Dies bedeutete, dass sich die Unternehmen auf ein »umfassendes und zielgerichtetes Patentportfolio« konzentrierten, wie aus einer internen Broschüre von Bayer hervorgeht. Damit war unter anderem die Fokussierung auf Basispatente verbunden, um die sich ein »engmaschiges Netz von weiteren Patenten« spannte, die die »Bewegungsfähigkeit des Wettbewerbs« einschränken sollten. Mit anderen Worten galten Patentanmeldungen unternehmensintern als Instrument, um den Wettbewerb zum eigenen Nutzen zu beeinflussen – je mehr Patente für einen bestimmten Bereich gehalten wurden, desto eher waren Mitbewerber bereit zu verhandeln oder gaben ihre Forschung in diesem Bereich auf.

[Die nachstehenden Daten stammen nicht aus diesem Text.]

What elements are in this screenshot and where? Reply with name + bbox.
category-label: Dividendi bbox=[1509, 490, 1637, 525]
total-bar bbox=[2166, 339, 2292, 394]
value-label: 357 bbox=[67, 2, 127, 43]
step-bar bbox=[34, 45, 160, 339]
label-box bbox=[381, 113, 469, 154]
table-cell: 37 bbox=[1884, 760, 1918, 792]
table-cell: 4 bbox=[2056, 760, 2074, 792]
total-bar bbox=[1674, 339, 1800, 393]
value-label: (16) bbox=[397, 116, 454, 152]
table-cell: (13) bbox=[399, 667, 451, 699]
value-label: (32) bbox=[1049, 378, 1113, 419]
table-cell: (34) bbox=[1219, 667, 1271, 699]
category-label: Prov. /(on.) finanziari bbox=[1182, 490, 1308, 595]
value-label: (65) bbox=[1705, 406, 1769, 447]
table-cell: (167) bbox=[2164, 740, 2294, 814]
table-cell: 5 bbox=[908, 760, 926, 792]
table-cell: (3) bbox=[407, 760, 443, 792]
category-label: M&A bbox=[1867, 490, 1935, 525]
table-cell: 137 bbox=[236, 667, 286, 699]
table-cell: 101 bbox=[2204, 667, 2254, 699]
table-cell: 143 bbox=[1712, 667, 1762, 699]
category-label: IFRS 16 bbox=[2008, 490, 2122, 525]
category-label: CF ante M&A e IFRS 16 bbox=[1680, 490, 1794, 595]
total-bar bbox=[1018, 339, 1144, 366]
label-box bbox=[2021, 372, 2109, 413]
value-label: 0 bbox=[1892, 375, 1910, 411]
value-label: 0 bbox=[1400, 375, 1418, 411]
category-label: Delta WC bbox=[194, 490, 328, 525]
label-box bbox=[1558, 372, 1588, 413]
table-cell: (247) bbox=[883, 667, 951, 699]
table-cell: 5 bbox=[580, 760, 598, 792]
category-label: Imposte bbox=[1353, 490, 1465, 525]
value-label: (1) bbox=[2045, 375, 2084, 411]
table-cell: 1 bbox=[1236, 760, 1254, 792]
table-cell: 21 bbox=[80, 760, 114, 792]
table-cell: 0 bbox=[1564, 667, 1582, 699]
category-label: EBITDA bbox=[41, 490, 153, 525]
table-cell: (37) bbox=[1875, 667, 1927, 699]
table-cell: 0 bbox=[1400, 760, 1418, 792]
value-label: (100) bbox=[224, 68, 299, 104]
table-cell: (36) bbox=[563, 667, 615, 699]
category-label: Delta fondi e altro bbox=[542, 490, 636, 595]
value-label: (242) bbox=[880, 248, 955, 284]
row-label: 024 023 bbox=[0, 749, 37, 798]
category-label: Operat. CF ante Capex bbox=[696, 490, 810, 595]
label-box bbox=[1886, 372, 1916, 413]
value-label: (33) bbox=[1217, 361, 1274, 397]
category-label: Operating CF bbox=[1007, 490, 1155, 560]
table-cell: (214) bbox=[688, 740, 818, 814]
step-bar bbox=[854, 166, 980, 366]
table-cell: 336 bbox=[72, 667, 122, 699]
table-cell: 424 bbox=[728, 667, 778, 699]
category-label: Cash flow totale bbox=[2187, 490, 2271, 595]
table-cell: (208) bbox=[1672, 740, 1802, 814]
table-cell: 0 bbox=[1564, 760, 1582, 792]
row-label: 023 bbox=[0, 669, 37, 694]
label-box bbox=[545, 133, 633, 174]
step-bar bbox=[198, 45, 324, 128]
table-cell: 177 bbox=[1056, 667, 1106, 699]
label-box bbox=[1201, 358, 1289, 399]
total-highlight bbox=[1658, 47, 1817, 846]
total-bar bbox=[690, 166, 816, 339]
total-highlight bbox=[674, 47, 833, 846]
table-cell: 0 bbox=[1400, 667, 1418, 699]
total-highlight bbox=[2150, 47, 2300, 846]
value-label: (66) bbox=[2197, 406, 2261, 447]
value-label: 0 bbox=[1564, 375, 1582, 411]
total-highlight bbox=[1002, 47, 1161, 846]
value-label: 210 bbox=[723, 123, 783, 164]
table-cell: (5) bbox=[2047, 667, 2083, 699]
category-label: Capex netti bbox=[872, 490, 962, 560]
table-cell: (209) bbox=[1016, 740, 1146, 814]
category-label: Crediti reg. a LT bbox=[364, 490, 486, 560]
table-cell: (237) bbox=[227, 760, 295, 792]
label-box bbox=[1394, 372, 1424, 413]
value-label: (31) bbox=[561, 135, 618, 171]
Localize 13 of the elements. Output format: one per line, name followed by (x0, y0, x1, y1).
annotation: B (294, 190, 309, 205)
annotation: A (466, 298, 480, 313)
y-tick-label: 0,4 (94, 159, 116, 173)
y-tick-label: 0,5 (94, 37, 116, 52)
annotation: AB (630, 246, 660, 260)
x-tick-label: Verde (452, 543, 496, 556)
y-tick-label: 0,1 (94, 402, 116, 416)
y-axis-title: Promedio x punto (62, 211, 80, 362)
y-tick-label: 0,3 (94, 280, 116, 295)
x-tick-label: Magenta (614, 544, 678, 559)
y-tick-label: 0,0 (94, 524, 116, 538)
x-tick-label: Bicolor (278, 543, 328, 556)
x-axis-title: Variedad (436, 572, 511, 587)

Ganz neu sind Probleme wie das „Patentdickicht“ zwar nicht: Es gibt seit jeher Fälle von legalem oder illegalem Patentmissbrauch, wie zum Beispiel Sperrpatente, die gewährleisten sollen, dass eine bestimmte Erfindung gerade nicht umgesetzt wird (zum Beispiel weil sie mit einer anderen konkurriert). Krasse Fälle von Versagen des Patentsystems mussten in der Vergangenheit nicht selten durch staatliche Intervention behoben werden – etwa im Fall des Flugzeug-Patents der Gebrüder Wright, das nach dem Eintritt der USA in den 1. Weltkrieg beschnitten wurde, oder im Fall der Radiopatente, wo die Blockade durch ein Kartellverfahren beigelegt wurde. Wie die Situation in der Halbleiterindustrie zeigt, ist das Versagen des Patentsystems dort allerdings in gewissem Sinne der Normalfall geworden.

Robert Bernsee: Pillen und Patente. Geistiges Eigentum im deutschen Kapitalismus am Beispiel der Pharmabranche (1950–2000)

Diese Funktionsänderung des geistigen Eigentums verweist auf eine fundamentale Transformation des Kapitalismus. Der ist bereits vor einigen Jahrzehnten in eine Phase eingetreten, in der Wachstum keine Selbstverständlichkeit mehr ist. Wenn überhaupt, dann findet es kaum mehr als selbsttragendes Wachstum statt, sondern als indirekte Folge der Akkumulation fiktiven Kapitals, d. h. der Vermehrung von Finanzmarkttiteln.